At age 13, she became the lead plaintiff in a 1999 class action lawsuit that alleged routine violence and psychological abuse was perpetrated against gay and lesbian children in New York foster care. After being placed in an all-male group home at age 16, she sued pursuant to the New York Human Rights Law and at age 17 won the right to wear skirts and dresses. At age 20, she lost a lawsuit she filed to have the cost of her gender affirmation surgery covered by New York City, after winning at the trial court level and losing on appeal. Two years later, New York City changed its policy to begin covering surgery. Before her surgery case was completed, she sued the New York City Police Department, alleging false arrests for loitering and assaults during "gender checks"; the case was settled with a $35,000 payment to Lopez, and she then went to Florida for her surgery.

==Activism==
In 2006, at age 21, Lopez testified at a New York City Board of Health public hearing in support of a proposal to allow gender to be changed on birth certificates without gender affirmation surgery. In 2012, she lobbied for a reexamination of the 1992 death of Marsha P. Johnson, a Black transgender rights activist. The case was first considered a suicide, then in 2002 changed to "undetermined", and in 2012 the New York Police Department re-opened the case as a possible homicide. In 2013, Lopez protested the misgendering of Islan Nettles during a vigil in honor of Nettles following her death after a violent assault.

In 2014, Lopez started the Strategic Transgender Alliance for Radical Reform (STARR) as a renamed version of the transgender rights group Street Transvestite Action Revolutionaries (STAR), which had been founded by Marsha P. Johnson and Sylvia Rivera. In 2014, she expressed her support as a STARR activist after the New York City Administration for Children's Services (ACS) paid for gender affirmation surgery for a 21-year-old former foster care child pursuant to the ACS policy to cover the costs that began in 2010.
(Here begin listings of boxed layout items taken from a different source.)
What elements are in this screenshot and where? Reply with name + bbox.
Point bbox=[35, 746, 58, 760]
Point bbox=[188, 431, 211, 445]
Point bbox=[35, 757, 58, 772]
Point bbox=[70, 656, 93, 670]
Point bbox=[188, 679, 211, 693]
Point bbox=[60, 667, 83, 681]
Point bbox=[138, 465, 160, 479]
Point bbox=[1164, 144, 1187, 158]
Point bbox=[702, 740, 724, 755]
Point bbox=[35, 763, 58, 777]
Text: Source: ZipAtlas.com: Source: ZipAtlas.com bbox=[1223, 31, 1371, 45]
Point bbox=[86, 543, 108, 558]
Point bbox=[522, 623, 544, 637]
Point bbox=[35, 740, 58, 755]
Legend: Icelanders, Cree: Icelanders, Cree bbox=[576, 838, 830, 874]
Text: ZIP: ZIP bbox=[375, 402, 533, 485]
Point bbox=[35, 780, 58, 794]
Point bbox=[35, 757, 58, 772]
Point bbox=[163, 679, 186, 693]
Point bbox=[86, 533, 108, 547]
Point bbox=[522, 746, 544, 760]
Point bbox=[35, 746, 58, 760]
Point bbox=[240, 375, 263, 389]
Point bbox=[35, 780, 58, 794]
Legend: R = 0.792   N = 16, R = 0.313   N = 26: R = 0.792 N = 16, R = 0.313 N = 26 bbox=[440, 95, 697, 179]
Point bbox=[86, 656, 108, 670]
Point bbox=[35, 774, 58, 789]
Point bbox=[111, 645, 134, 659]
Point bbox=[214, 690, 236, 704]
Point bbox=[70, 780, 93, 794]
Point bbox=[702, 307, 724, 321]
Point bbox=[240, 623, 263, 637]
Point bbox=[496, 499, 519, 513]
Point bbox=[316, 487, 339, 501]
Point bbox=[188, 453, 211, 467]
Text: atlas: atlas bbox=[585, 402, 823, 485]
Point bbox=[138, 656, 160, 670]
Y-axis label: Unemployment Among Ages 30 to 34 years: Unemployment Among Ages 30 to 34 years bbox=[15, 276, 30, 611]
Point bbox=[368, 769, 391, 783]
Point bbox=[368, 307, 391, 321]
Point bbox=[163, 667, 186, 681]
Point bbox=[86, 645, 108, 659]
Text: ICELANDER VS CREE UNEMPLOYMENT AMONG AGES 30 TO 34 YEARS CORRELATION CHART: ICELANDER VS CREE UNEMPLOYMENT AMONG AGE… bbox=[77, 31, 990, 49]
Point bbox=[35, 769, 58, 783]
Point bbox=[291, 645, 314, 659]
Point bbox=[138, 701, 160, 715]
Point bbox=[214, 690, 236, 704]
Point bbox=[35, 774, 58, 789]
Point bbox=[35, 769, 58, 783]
Lopez has also advocated specialized housing units for gay and transgender inmates in jails and prisons, including after the closure of the units at Rikers Island in December 2005. In 2014, she announced the opening of a specialized housing unit at Rikers after advocating for its creation.

Between 2017 and 2018, Lopez filed multiple lawsuits related to her experience with Marsha's House, which was the only shelter for LGBTQ adults in New York City at the time. By 2019, some of the cases resulted in two confidential settlements for Lopez, and in 2022, New York City agreed to increase and improve access to shelters for trans people, to require staff to sign non-discrimination agreements, and to conduct training for staff, after a case was certified as a class action lawsuit and the Center for Constitutional Rights joined in 2019 to represent the plaintiffs. As part of the settlement agreement, the city is required to regularly report to Lopez on its compliance with the settlement terms.

In 2021, Lopez advocated for real flowers to be planted in a park that was named for Marsha P. Johnson in 2020, after the state parks department proposed a plastic installation, and she proposed an additional memorial garden for Johnson, Rivera, and other transgender people at Gansevoort Peninsula. She has filed a lawsuit opposing a proposed beach development at the Christopher Street Pier, seeking an assessment of the historic significance of the area.

By July 2022, she had filed 14 lawsuits against government agencies.

==Personal life==
Lopez is a Black-Latina trans woman.